Following extensive tests and exhaustive analysis of all the evidence, Mr Justice Keane said in his report: "The cause of the fire is not known and may never be known. There is no evidence of an accidental origin; and equally no evidence that the fire was started deliberately."
He then drew on the evidence put forward by the five experts, three of whom thought it most likely the fire was started deliberately, while two were not inclined to rule out the possibility of electrical fault.
Given the lack of any more definite evidence, and the majority opinion of the experts, Mr Justice Keane concluded: "In these circumstances, the tribunal has come to the conclusion that the more probable explanation of the fire is that it was caused deliberately. It is also satisfied that it was probably started in the west alcove and not in the roof space."

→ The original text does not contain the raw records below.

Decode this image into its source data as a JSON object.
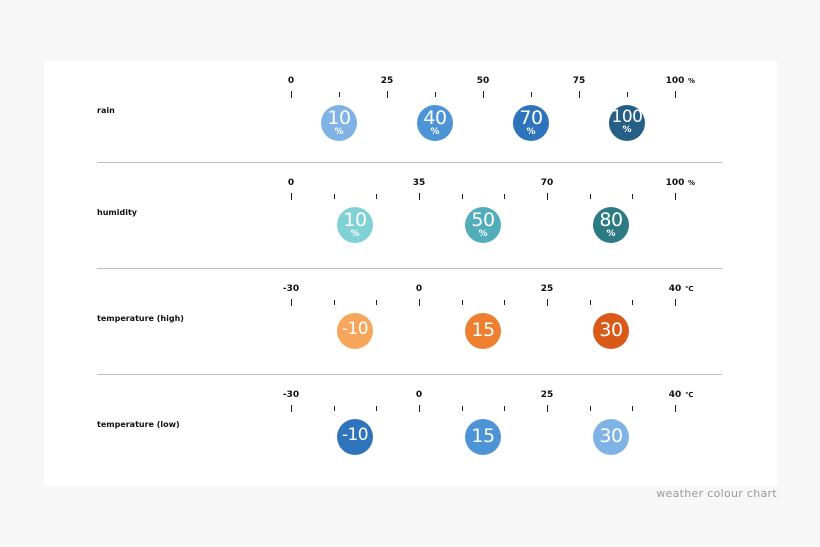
{
  "caption": "weather colour chart",
  "rows": [
    {
      "label": "rain",
      "unit": "%",
      "ticks": [
        "0",
        "25",
        "50",
        "75",
        "100"
      ],
      "minor_between": 1,
      "bubbles": [
        {
          "value": "10",
          "unit": "%",
          "color": "#7fb3e6"
        },
        {
          "value": "40",
          "unit": "%",
          "color": "#4d94d6"
        },
        {
          "value": "70",
          "unit": "%",
          "color": "#2e74bd"
        },
        {
          "value": "100",
          "unit": "%",
          "color": "#265f86"
        }
      ]
    },
    {
      "label": "humidity",
      "unit": "%",
      "ticks": [
        "0",
        "35",
        "70",
        "100"
      ],
      "minor_between": 2,
      "bubbles": [
        {
          "value": "10",
          "unit": "%",
          "color": "#7fd1d4"
        },
        {
          "value": "50",
          "unit": "%",
          "color": "#52adba"
        },
        {
          "value": "80",
          "unit": "%",
          "color": "#2c7b84"
        }
      ]
    },
    {
      "label": "temperature (high)",
      "unit": "℃",
      "ticks": [
        "-30",
        "0",
        "25",
        "40"
      ],
      "minor_between": 2,
      "bubbles": [
        {
          "value": "-10",
          "unit": "",
          "color": "#f6a55a"
        },
        {
          "value": "15",
          "unit": "",
          "color": "#ee7f30"
        },
        {
          "value": "30",
          "unit": "",
          "color": "#d95a18"
        }
      ]
    },
    {
      "label": "temperature (low)",
      "unit": "℃",
      "ticks": [
        "-30",
        "0",
        "25",
        "40"
      ],
      "minor_between": 2,
      "bubbles": [
        {
          "value": "-10",
          "unit": "",
          "color": "#2e74bd"
        },
        {
          "value": "15",
          "unit": "",
          "color": "#4d94d6"
        },
        {
          "value": "30",
          "unit": "",
          "color": "#7fb3e6"
        }
      ]
    }
  ]
}
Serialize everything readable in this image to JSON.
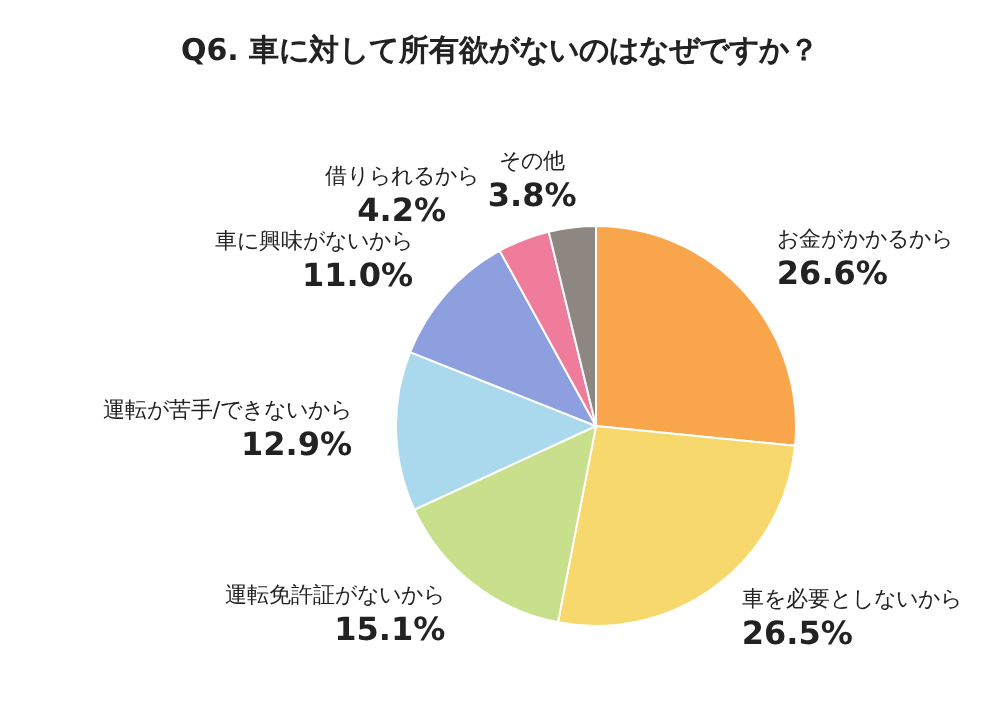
{
  "chart_data": {
    "type": "pie",
    "title": "Q6. 車に対して所有欲がないのはなぜですか？",
    "categories": [
      "お金がかかるから",
      "車を必要としないから",
      "運転免許証がないから",
      "運転が苦手/できないから",
      "車に興味がないから",
      "借りられるから",
      "その他"
    ],
    "values": [
      26.6,
      26.5,
      15.1,
      12.9,
      11.0,
      4.2,
      3.8
    ],
    "value_labels": [
      "26.6%",
      "26.5%",
      "15.1%",
      "12.9%",
      "11.0%",
      "4.2%",
      "3.8%"
    ],
    "colors": [
      "#f9a54c",
      "#f7d86c",
      "#c8df8c",
      "#aad8ec",
      "#8e9fe0",
      "#f07c9c",
      "#8e8680"
    ],
    "legend": false
  }
}
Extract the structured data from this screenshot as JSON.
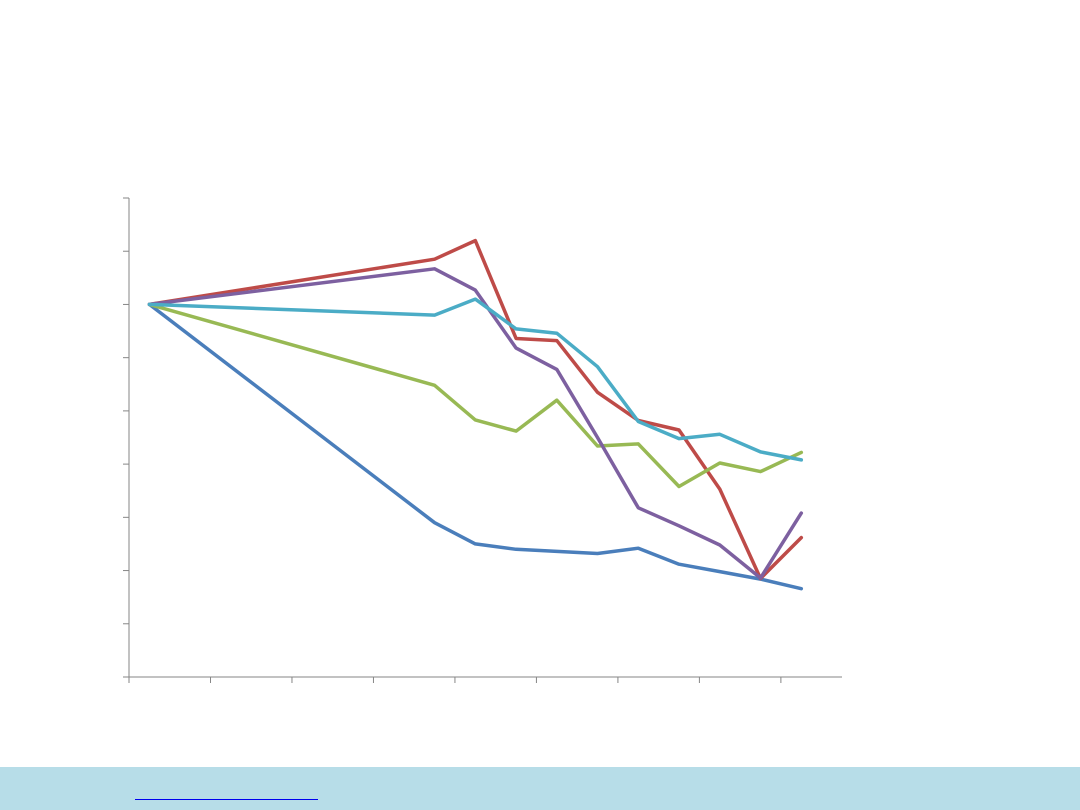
{
  "chart_data": {
    "type": "line",
    "title": "",
    "xlabel": "",
    "ylabel": "",
    "x": [
      0,
      3.5,
      4,
      4.5,
      5,
      5.5,
      6,
      6.5,
      7,
      7.5,
      8
    ],
    "xlim": [
      -0.25,
      8.5
    ],
    "ylim": [
      0,
      90
    ],
    "x_ticks": [
      -0.25,
      0.75,
      1.75,
      2.75,
      3.75,
      4.75,
      5.75,
      6.75,
      7.75
    ],
    "y_ticks": [
      0,
      10,
      20,
      30,
      40,
      50,
      60,
      70,
      80,
      90
    ],
    "tick_labels_visible": false,
    "grid": false,
    "legend": "none",
    "series": [
      {
        "color": "#4A7EBB",
        "values": [
          70,
          29,
          25,
          24,
          23.6,
          23.2,
          24.2,
          21.2,
          19.8,
          18.4,
          16.6
        ]
      },
      {
        "color": "#BE4B48",
        "values": [
          70,
          78.5,
          82,
          63.6,
          63.2,
          53.5,
          48.2,
          46.4,
          35.3,
          18.5,
          26.2
        ]
      },
      {
        "color": "#98B954",
        "values": [
          70,
          54.8,
          48.3,
          46.2,
          52,
          43.4,
          43.8,
          35.8,
          40.2,
          38.6,
          42.2
        ]
      },
      {
        "color": "#7D60A0",
        "values": [
          70,
          76.7,
          72.7,
          61.8,
          57.8,
          45,
          31.8,
          28.4,
          24.8,
          18.6,
          30.8
        ]
      },
      {
        "color": "#4BACC6",
        "values": [
          70,
          68,
          71,
          65.4,
          64.6,
          58.3,
          48,
          44.8,
          45.6,
          42.3,
          40.8
        ]
      }
    ]
  },
  "colors": {
    "axis": "#868686",
    "footer_background": "#b7dde8"
  }
}
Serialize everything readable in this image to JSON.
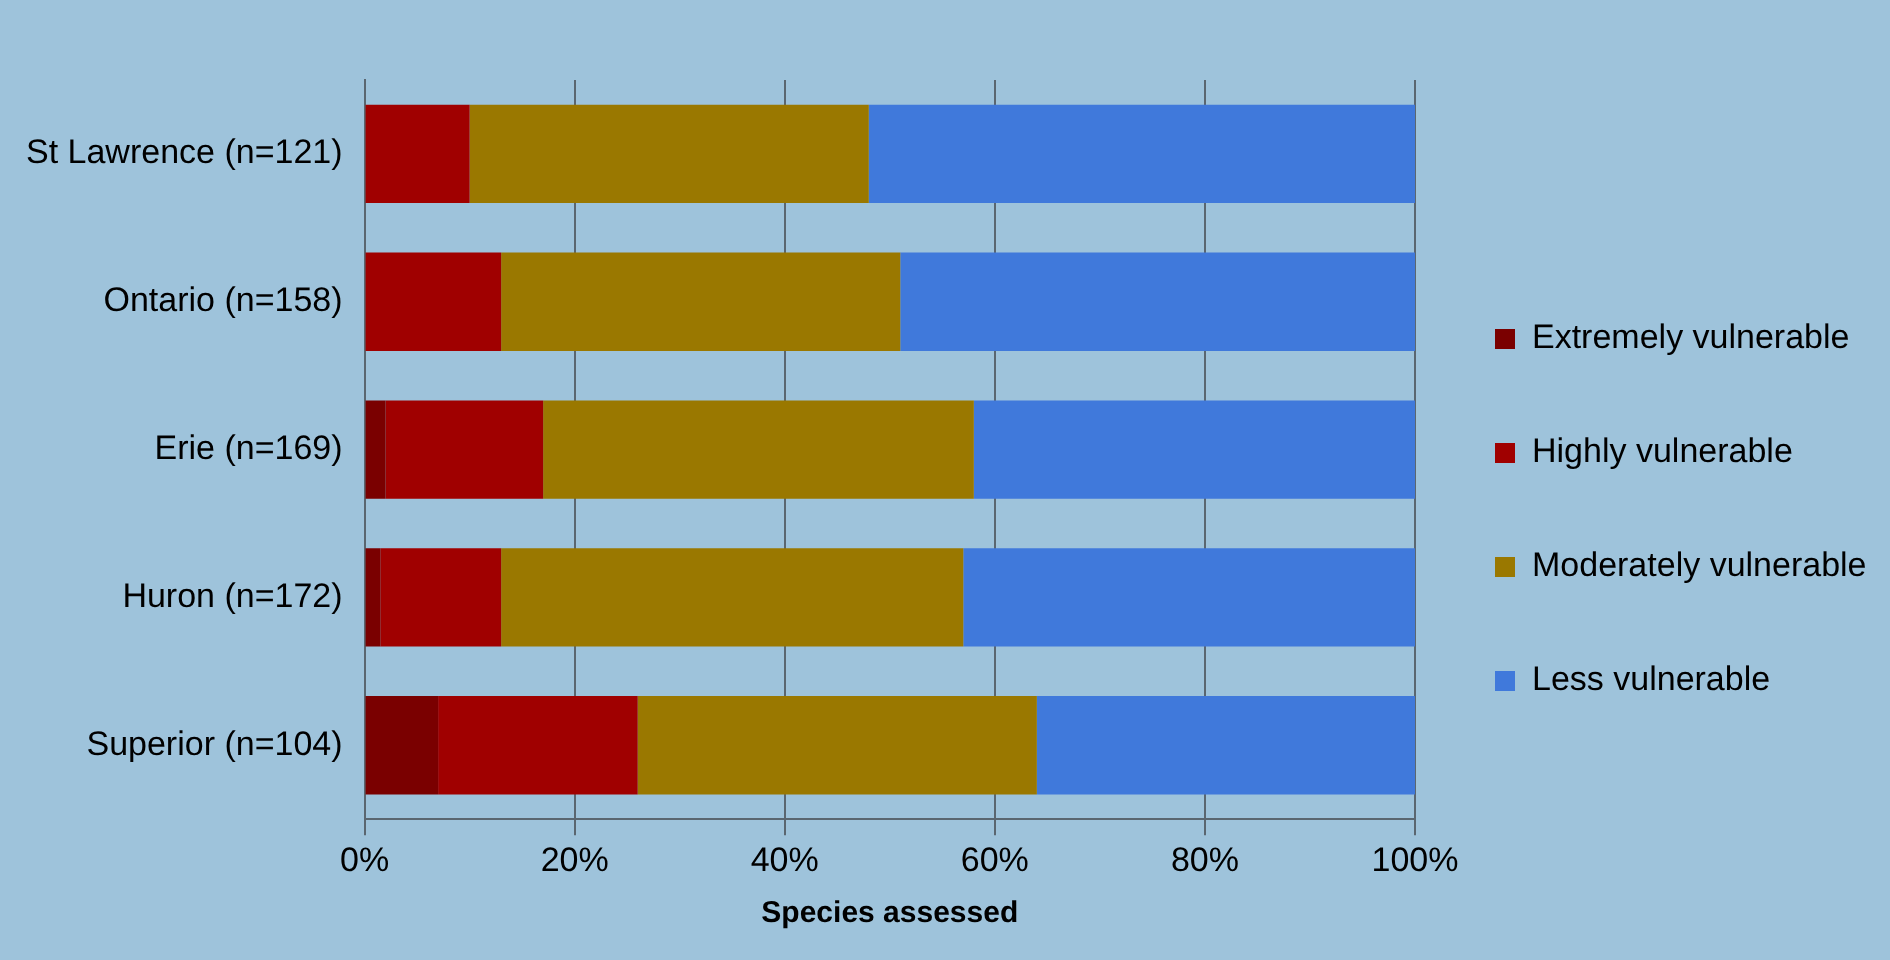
{
  "chart_data": {
    "type": "bar",
    "orientation": "horizontal",
    "stacked": true,
    "xlabel": "Species assessed",
    "categories": [
      "St Lawrence (n=121)",
      "Ontario (n=158)",
      "Erie (n=169)",
      "Huron (n=172)",
      "Superior (n=104)"
    ],
    "series": [
      {
        "name": "Extremely vulnerable",
        "color": "#7a0000",
        "values": [
          0,
          0,
          2,
          1.5,
          7
        ]
      },
      {
        "name": "Highly vulnerable",
        "color": "#a00000",
        "values": [
          10,
          13,
          15,
          11.5,
          19
        ]
      },
      {
        "name": "Moderately vulnerable",
        "color": "#9a7800",
        "values": [
          38,
          38,
          41,
          44,
          38
        ]
      },
      {
        "name": "Less vulnerable",
        "color": "#4079db",
        "values": [
          52,
          49,
          42,
          43,
          36
        ]
      }
    ],
    "xlim": [
      0,
      100
    ],
    "xticks": [
      {
        "value": 0,
        "label": "0%"
      },
      {
        "value": 20,
        "label": "20%"
      },
      {
        "value": 40,
        "label": "40%"
      },
      {
        "value": 60,
        "label": "60%"
      },
      {
        "value": 80,
        "label": "80%"
      },
      {
        "value": 100,
        "label": "100%"
      }
    ],
    "grid": "x",
    "legend": "right"
  }
}
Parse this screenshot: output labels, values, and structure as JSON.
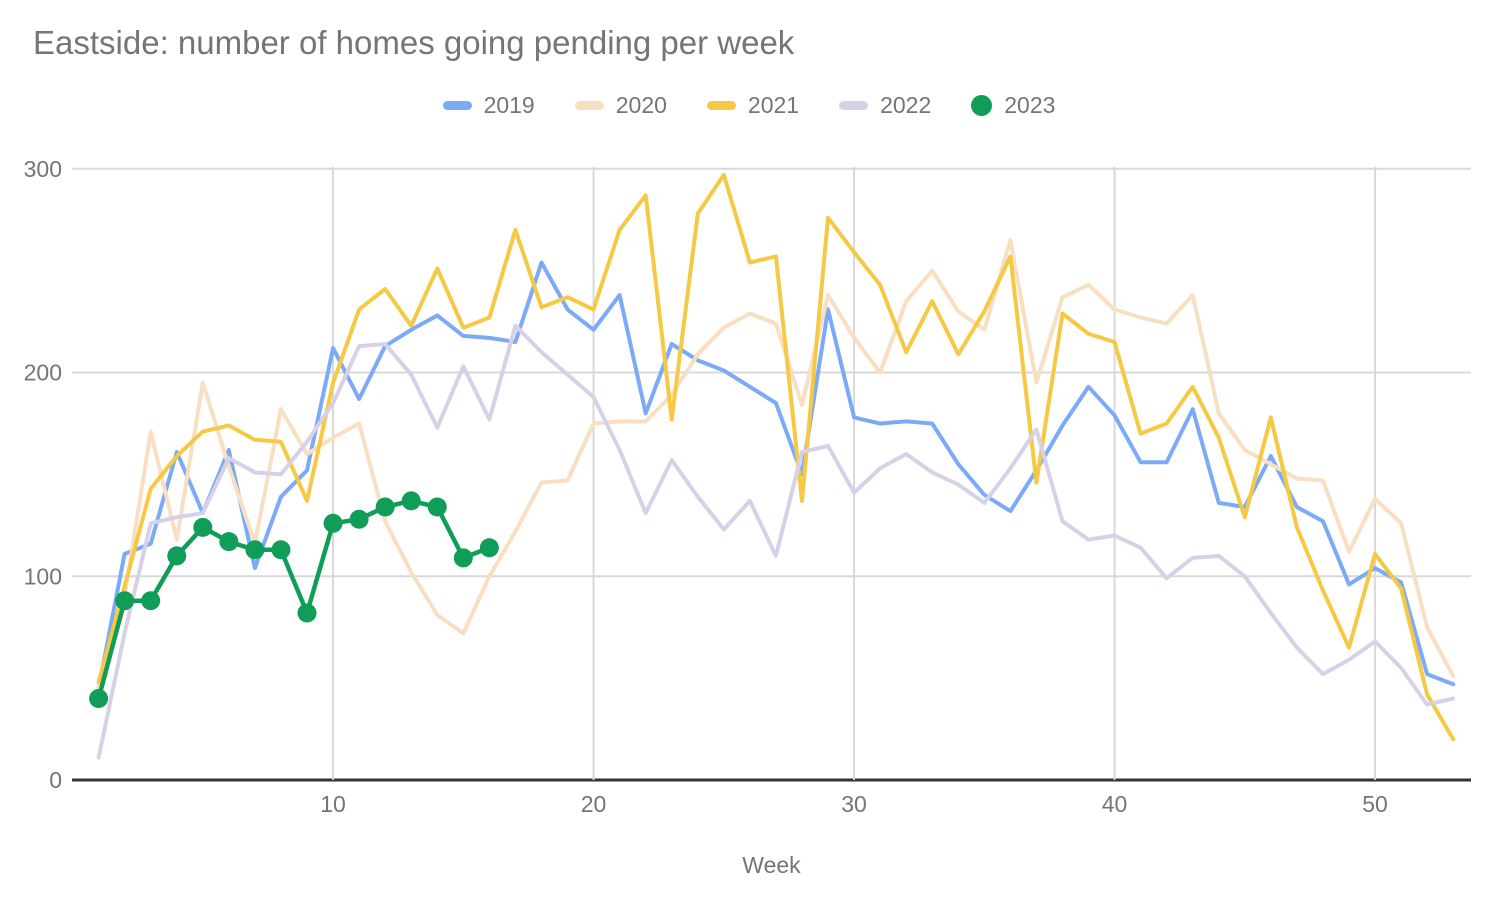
{
  "title": "Eastside: number of homes going pending per week",
  "x_axis": {
    "label": "Week",
    "ticks": [
      10,
      20,
      30,
      40,
      50
    ]
  },
  "y_axis": {
    "ticks": [
      0,
      100,
      200,
      300
    ]
  },
  "colors": {
    "background": "#ffffff",
    "gridline": "#d9d9d9",
    "axis_line": "#333333",
    "text_gray": "#757575"
  },
  "chart_data": {
    "type": "line",
    "title": "Eastside: number of homes going pending per week",
    "xlabel": "Week",
    "ylabel": "",
    "xlim": [
      1,
      53
    ],
    "ylim": [
      0,
      300
    ],
    "grid": true,
    "legend_position": "top",
    "x_weeks": [
      1,
      2,
      3,
      4,
      5,
      6,
      7,
      8,
      9,
      10,
      11,
      12,
      13,
      14,
      15,
      16,
      17,
      18,
      19,
      20,
      21,
      22,
      23,
      24,
      25,
      26,
      27,
      28,
      29,
      30,
      31,
      32,
      33,
      34,
      35,
      36,
      37,
      38,
      39,
      40,
      41,
      42,
      43,
      44,
      45,
      46,
      47,
      48,
      49,
      50,
      51,
      52,
      53
    ],
    "series": [
      {
        "name": "2019",
        "color": "#7BAAF7",
        "marker": false,
        "values": [
          45,
          111,
          116,
          161,
          131,
          162,
          104,
          139,
          152,
          212,
          187,
          213,
          221,
          228,
          218,
          217,
          215,
          254,
          231,
          221,
          238,
          180,
          214,
          206,
          201,
          193,
          185,
          150,
          231,
          178,
          175,
          176,
          175,
          155,
          140,
          132,
          152,
          174,
          193,
          179,
          156,
          156,
          182,
          136,
          134,
          159,
          134,
          127,
          96,
          104,
          97,
          52,
          47
        ]
      },
      {
        "name": "2020",
        "color": "#F9DFC2",
        "marker": false,
        "values": [
          45,
          90,
          171,
          118,
          195,
          154,
          116,
          182,
          160,
          168,
          175,
          127,
          102,
          81,
          72,
          100,
          122,
          146,
          147,
          175,
          176,
          176,
          189,
          209,
          222,
          229,
          224,
          184,
          238,
          217,
          200,
          235,
          250,
          230,
          221,
          265,
          195,
          237,
          243,
          231,
          227,
          224,
          238,
          180,
          162,
          155,
          148,
          147,
          112,
          138,
          126,
          75,
          51
        ]
      },
      {
        "name": "2021",
        "color": "#F6C945",
        "marker": false,
        "values": [
          48,
          95,
          143,
          159,
          171,
          174,
          167,
          166,
          137,
          195,
          231,
          241,
          223,
          251,
          222,
          227,
          270,
          232,
          237,
          231,
          270,
          287,
          177,
          278,
          297,
          254,
          257,
          137,
          276,
          259,
          243,
          210,
          235,
          209,
          230,
          257,
          146,
          229,
          219,
          215,
          170,
          175,
          193,
          168,
          129,
          178,
          124,
          93,
          65,
          111,
          94,
          42,
          20
        ]
      },
      {
        "name": "2022",
        "color": "#D7D1E8",
        "marker": false,
        "values": [
          11,
          72,
          126,
          129,
          131,
          158,
          151,
          150,
          166,
          185,
          213,
          214,
          199,
          173,
          203,
          177,
          223,
          210,
          199,
          188,
          162,
          131,
          157,
          139,
          123,
          137,
          110,
          161,
          164,
          141,
          153,
          160,
          151,
          145,
          136,
          153,
          172,
          127,
          118,
          120,
          114,
          99,
          109,
          110,
          100,
          82,
          65,
          52,
          59,
          68,
          55,
          37,
          40
        ]
      },
      {
        "name": "2023",
        "color": "#0F9D58",
        "marker": true,
        "values": [
          40,
          88,
          88,
          110,
          124,
          117,
          113,
          113,
          82,
          126,
          128,
          134,
          137,
          134,
          109,
          114,
          null,
          null,
          null,
          null,
          null,
          null,
          null,
          null,
          null,
          null,
          null,
          null,
          null,
          null,
          null,
          null,
          null,
          null,
          null,
          null,
          null,
          null,
          null,
          null,
          null,
          null,
          null,
          null,
          null,
          null,
          null,
          null,
          null,
          null,
          null,
          null,
          null
        ]
      }
    ]
  }
}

However, Mr O'Neill said there is now more evidential basis for the proposition of an accidental outbreak of fire in the Stardust storeroom than for the tribunal's theory that it was caused by arson.
Meanwhile, a man who was in the ballroom on the night of the fire contacted The Irish Times to say he agreed with the findings of the Prime Time programme supporting the theory that the fire began in the storeroom.
Gerry Sammon said: "I wasn't aware that witnesses and the tribunal had thought the fire had started at the seats in the back to the left of the main bar. I believe because quite a few people had their backs to the bar they didn't see the fire until then.
"I was on the dance floor facing the bar. I have said it numerous times to people that the first time I saw the fire start was at the right-hand side of the bar as you look at it from the dance floor. It went from ground level and then shot up to the ceiling.
"I made a statement to the Coolock police and also drew a picture of what I saw. Surely they keep records of something like this?"